A combined first-principles and reactive molecular dynamics study
: Hu, X.; Schuster, J.; Schulz, S.E.; Gessner, T.


Physical chemistry, chemical physics : PCCP 17 (2015), Nr.40, S.26892-26902
ISSN: 1463-9076
Deutsche Forschungsgemeinschaft DFG
GRK 1215;
Fraunhofer ENAS ()

Atomistic mechanisms for the atomic layer deposition using the Cu(acac)(2) (acac = acetylacetonate) precursor are studied using first-principles calculations and reactive molecular dynamics simulations. The results show that Cu(acac)(2) chemisorbs on the hollow site of the Cu(110) surface and decomposes easily into a Cu atom and the acac-ligands.

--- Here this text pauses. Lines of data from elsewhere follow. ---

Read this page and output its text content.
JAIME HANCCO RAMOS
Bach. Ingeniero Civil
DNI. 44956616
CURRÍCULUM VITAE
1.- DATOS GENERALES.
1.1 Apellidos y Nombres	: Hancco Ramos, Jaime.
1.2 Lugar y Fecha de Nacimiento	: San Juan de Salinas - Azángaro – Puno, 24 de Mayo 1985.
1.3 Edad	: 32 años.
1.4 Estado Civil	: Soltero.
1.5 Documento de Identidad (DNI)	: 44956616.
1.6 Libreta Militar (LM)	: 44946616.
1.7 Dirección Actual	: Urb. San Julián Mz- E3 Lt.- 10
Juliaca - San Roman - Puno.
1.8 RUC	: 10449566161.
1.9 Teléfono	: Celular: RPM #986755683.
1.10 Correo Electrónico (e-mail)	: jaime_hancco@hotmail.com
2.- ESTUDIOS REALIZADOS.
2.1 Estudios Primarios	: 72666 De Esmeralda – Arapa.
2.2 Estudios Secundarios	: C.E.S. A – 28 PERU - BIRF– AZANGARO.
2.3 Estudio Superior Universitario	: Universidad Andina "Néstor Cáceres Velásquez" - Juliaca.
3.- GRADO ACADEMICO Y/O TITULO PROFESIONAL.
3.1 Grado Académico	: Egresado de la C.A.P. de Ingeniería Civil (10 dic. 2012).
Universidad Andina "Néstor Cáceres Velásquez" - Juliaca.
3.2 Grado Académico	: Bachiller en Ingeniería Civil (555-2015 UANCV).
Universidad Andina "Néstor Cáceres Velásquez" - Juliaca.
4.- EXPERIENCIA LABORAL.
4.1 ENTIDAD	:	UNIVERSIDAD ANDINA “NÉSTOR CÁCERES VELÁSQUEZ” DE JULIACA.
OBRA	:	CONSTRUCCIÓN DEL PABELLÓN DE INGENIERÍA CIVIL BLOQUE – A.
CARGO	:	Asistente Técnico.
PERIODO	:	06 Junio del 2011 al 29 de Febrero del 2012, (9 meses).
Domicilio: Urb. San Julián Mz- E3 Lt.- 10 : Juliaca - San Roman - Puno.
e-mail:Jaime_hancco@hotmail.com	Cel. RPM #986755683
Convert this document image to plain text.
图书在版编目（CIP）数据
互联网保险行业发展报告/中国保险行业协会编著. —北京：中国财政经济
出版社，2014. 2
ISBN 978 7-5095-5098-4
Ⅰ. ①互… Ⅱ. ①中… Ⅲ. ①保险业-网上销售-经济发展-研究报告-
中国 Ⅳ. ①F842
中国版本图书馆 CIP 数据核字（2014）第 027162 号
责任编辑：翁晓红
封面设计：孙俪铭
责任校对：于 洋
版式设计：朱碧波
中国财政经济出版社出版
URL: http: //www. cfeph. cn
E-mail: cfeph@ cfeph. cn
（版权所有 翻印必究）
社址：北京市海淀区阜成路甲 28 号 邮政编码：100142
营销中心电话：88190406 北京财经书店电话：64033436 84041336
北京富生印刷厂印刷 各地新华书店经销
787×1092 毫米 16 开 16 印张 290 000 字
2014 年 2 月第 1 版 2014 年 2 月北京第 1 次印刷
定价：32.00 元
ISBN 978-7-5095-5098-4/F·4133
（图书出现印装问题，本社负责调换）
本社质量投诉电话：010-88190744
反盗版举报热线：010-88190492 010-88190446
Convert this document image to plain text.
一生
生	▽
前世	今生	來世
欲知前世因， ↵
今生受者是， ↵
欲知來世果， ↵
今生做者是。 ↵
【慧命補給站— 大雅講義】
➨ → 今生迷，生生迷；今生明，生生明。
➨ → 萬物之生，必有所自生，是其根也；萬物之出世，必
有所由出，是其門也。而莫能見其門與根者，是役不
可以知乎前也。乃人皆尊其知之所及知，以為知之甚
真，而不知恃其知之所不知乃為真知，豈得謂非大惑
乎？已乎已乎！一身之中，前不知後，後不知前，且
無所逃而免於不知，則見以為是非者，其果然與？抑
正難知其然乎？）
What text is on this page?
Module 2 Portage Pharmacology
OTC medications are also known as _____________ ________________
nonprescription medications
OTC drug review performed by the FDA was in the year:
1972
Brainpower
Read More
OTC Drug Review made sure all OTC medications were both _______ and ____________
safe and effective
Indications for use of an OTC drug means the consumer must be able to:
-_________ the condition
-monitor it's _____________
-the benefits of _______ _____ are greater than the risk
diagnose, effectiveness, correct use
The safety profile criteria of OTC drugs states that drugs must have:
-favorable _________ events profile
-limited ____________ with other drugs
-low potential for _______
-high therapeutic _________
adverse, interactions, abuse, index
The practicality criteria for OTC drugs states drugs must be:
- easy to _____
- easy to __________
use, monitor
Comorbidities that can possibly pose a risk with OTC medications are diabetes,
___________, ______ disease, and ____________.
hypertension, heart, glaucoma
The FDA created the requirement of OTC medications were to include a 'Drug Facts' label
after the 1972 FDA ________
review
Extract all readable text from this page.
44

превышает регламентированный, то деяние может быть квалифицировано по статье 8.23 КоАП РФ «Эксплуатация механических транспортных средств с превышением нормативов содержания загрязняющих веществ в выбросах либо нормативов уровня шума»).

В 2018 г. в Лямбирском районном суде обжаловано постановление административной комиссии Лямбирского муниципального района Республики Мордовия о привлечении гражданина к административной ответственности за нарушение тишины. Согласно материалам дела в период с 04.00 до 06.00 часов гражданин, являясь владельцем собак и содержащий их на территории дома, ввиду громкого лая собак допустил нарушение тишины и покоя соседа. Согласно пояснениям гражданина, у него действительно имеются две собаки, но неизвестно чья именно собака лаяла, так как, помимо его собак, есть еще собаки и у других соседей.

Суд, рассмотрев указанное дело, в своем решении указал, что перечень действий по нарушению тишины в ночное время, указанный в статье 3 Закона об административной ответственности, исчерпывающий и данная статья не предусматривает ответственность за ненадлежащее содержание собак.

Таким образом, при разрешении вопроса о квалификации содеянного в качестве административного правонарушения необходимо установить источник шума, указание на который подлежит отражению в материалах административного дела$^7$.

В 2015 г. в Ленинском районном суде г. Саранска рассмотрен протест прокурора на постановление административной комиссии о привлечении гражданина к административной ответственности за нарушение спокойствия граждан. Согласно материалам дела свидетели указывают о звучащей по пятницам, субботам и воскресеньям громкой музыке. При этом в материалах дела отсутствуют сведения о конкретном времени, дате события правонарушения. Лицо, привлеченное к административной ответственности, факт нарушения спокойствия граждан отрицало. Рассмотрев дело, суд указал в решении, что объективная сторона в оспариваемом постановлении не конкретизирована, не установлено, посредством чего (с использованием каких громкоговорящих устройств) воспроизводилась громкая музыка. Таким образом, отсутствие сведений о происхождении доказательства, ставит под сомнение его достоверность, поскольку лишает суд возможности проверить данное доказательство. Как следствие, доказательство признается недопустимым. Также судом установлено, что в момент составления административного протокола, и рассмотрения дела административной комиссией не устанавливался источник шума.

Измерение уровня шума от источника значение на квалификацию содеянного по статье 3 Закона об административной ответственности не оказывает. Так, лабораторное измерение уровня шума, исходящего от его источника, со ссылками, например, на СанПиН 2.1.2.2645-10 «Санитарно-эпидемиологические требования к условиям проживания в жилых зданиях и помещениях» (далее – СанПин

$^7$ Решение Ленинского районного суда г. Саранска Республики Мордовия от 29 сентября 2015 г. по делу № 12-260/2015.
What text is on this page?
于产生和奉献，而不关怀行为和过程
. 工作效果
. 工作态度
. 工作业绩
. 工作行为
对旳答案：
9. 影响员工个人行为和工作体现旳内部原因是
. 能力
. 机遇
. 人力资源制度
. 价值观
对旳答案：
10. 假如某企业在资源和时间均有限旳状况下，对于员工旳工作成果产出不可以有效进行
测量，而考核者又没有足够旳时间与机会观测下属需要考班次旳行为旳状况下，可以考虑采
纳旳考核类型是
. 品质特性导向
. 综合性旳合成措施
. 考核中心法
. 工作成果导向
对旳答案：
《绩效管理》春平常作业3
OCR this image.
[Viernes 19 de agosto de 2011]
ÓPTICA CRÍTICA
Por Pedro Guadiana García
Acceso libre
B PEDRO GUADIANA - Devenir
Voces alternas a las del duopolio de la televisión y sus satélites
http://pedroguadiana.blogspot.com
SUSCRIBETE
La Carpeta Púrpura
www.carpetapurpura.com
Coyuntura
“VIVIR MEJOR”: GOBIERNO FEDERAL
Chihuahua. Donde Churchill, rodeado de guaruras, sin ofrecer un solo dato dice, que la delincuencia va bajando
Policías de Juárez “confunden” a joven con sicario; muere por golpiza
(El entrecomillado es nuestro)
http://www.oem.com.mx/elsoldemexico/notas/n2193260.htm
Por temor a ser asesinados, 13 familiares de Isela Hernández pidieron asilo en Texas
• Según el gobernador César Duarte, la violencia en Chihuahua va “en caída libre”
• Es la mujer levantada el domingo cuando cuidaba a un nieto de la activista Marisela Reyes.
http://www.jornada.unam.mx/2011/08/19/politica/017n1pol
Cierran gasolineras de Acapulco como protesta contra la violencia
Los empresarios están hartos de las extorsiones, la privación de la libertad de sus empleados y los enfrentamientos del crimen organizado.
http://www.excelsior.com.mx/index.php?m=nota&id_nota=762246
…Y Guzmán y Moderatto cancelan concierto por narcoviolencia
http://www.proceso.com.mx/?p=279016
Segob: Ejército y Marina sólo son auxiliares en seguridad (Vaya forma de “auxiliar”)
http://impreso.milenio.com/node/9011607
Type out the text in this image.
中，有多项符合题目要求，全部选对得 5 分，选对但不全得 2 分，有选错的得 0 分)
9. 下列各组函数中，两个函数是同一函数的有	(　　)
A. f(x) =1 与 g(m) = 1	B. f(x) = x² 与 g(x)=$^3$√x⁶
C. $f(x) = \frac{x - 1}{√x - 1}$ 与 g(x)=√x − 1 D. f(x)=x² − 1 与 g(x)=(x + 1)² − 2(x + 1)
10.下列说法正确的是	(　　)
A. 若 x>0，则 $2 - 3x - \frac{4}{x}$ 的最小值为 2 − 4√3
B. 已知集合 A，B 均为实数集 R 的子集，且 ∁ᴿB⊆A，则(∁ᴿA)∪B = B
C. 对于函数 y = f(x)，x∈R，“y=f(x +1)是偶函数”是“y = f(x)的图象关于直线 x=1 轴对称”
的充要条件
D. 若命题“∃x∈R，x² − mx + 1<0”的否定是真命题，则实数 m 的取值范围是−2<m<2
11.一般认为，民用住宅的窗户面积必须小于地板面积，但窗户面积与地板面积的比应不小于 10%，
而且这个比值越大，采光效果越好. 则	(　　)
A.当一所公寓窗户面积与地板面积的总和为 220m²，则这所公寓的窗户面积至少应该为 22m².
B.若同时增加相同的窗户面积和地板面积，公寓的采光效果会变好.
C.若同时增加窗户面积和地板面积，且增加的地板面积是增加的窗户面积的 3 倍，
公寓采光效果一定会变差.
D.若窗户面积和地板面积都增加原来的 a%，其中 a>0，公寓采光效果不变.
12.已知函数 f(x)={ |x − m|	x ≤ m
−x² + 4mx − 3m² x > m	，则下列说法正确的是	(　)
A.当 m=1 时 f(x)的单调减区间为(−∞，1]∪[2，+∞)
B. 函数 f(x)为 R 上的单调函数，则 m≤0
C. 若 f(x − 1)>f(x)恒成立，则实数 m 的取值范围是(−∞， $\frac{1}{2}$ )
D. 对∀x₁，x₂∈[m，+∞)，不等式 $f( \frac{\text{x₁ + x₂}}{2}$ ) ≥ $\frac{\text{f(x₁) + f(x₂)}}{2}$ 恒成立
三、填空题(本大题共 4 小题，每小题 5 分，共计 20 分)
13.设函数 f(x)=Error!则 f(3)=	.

A sequential dissociation and reduction of the Cu precursor [Cu(acac)(2) -> Cu(acac) -> Cu] are observed. Further decomposition of the acac-ligand is unfavorable on the Cu surface. Thus additional adsorption of the precursors may be blocked by adsorbed ligands. Molecular hydrogen is found to be nonreactive towards Cu(acac)(2) on Cu(110), whereas individual H atoms easily lead to bond breaking in the Cu precursor upon impact, and thus release the surface ligands into the gas-phase. On the other hand, water reacts with Cu(acac)(2) on a Cu2O substrate through a ligand-exchange reaction, which produces gaseous H(acac) and surface OH species. Combustion reactions with the main by-products CO2 and H2O are observed during the reaction between Cu(acac)(2) and ozone on the CuO surface. The reactivity of different co-reactants toward Cu(acac)(2) follows the order H > O-3 > H2O.